Évolution du marché : Uranium naturel et composés (CN 28441090) — 2015–2025
Introduction
Le code douanier 28441090 couvre les composés de l'uranium naturel, ainsi que les alliages, dispersions, produits céramiques et mélanges renfermant de l'uranium naturel ou ses composés, à l'exclusion du ferro-uranium. Il s'agit d'un produit stratégique lié à l'industrie nucléaire civile, soumis à la surveillance de l'Euratom. Au cours de la période 2015–2025, l'Union européenne a importé des volumes considérables de ce produit, affichant une balance commerciale structurellement déficitaire d'environ 1,37 milliard d'euros en 2025. Les exportations de l'UE restent négligeables — seulement 93 124 € en valeur et 6,7 tonnes en volume en 2025 — ce qui reflète le rôle de l'Europe comme consommatrice nette d'uranium. Ce rapport analyse trois dynamiques majeures observées sur cette période : la recomposition géographique de l'approvisionnement, la hausse des prix unitaires conjuguée à une baisse des volumes, et les chocs d'approvisionnement qui ont ponctué le marché.
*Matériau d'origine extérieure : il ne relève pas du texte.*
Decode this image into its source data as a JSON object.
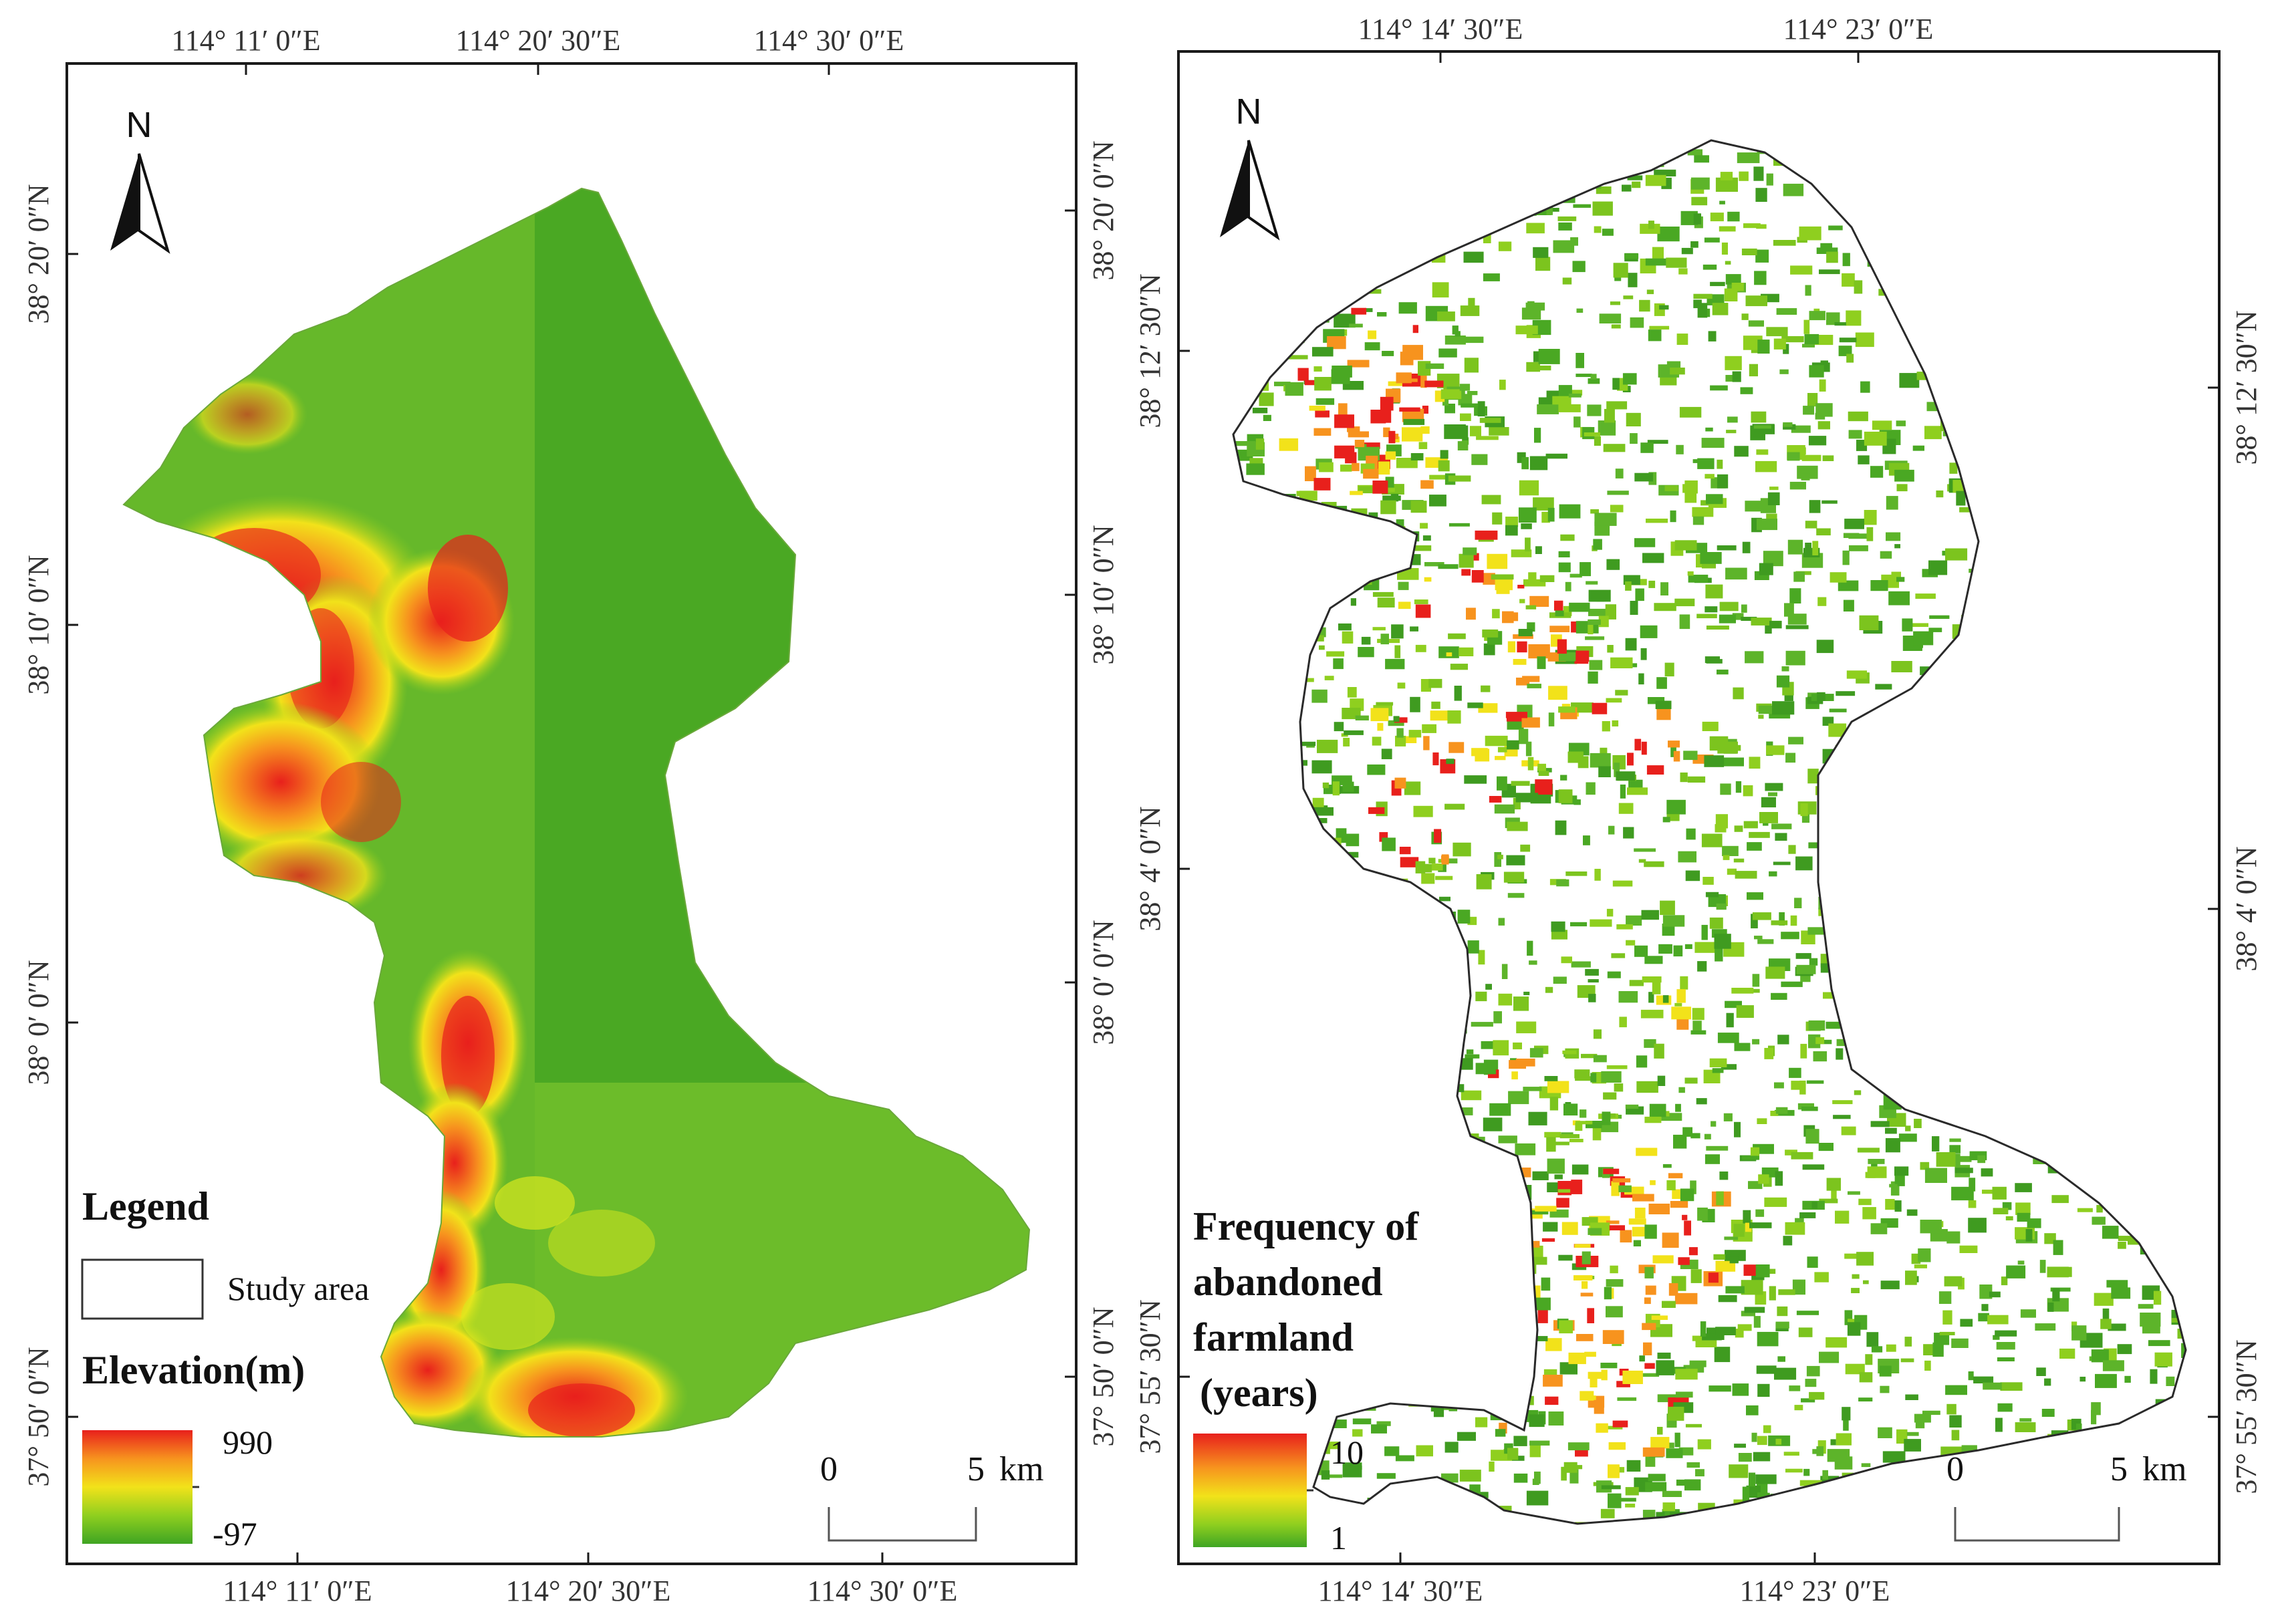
{
  "colors": {
    "lowland_green": "#4aa823",
    "mid_green": "#7cc41e",
    "yellow": "#f2e21a",
    "orange": "#f7931e",
    "red": "#e8201c",
    "boundary": "#2a2a2a",
    "frame": "#1a1a1a"
  },
  "left_map": {
    "top_ticks": [
      "114°  11′ 0″E",
      "114°  20′ 30″E",
      "114°  30′ 0″E"
    ],
    "bottom_ticks": [
      "114°  11′ 0″E",
      "114°  20′ 30″E",
      "114°  30′ 0″E"
    ],
    "left_ticks": [
      "38°  20′ 0″N",
      "38°  10′ 0″N",
      "38°  0′ 0″N",
      "37°  50′ 0″N"
    ],
    "right_ticks": [
      "38°  20′ 0″N",
      "38°  10′ 0″N",
      "38°  0′ 0″N",
      "37°  50′ 0″N"
    ],
    "north_label": "N",
    "legend": {
      "title": "Legend",
      "study_area": "Study area",
      "elevation_title": "Elevation(m)",
      "max": "990",
      "min": "-97"
    },
    "scalebar": {
      "start": "0",
      "end": "5",
      "unit": "km"
    }
  },
  "right_map": {
    "top_ticks": [
      "114°  14′ 30″E",
      "114°  23′ 0″E"
    ],
    "bottom_ticks": [
      "114°  14′ 30″E",
      "114°  23′ 0″E"
    ],
    "left_ticks": [
      "38°  12′ 30″N",
      "38°  4′ 0″N",
      "37°  55′ 30″N"
    ],
    "right_ticks": [
      "38°  12′ 30″N",
      "38°  4′ 0″N",
      "37°  55′ 30″N"
    ],
    "north_label": "N",
    "legend": {
      "title_lines": [
        "Frequency of",
        "abandoned",
        "farmland",
        "(years)"
      ],
      "max": "10",
      "min": "1"
    },
    "scalebar": {
      "start": "0",
      "end": "5",
      "unit": "km"
    }
  }
}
1. Recomposition géographique des sources d'approvisionnement
L'une des évolutions les plus marquantes de la période est la transformation profonde de la structure des importateurs d'uranium vers l'UE. Les fournisseurs traditionnels ont perdu des parts de marché significatives au profit de nouveaux acteurs, principalement centrasiatiques.
Le déclin du Niger et des États-Unis comme fournisseurs majeurs
En 2015, le Niger constituait le premier fournisseur de l'UE avec des importations d'une valeur de 483 millions d'euros. En 2025, ce montant a chuté à 172 millions d'euros, soit une baisse de 64,4 %. La volatilité des importations en provenance du Niger reste élevée, avec un coefficient de variation de 0,70 sur la période (Volatilité des flux). Cette tendance s'inscrit dans le contexte de l'instabilité politique au Sahel, qui a notamment conduit à la suspension de coopérations nucléaires avec la France.
Le cas des États-Unis est encore plus spectaculaire : les importations de l'UE en provenance de ce pays sont passées de 307 millions d'euros en 2015 à seulement 24,7 millions d'euros en 2025, soit un effondrement de 92 %. Le coefficient de variation extrêmement élevé de 1,55 confirme la forte instabilité de ce flux (Volatilité des flux).
L'essor du Kazakhstan, de l'Australie et du Canada
À l'inverse, le Kazakhstan a connu une progression remarquable, passant de 116 millions d'euros en 2015 à 373 millions d'euros en 2025 (+223 %), devenant ainsi le premier fournisseur de l'UE en valeur. Ce pays, qui est aujourd'hui le premier producteur mondial d'uranium, confirme son rôle central dans l'approvisionnement européen.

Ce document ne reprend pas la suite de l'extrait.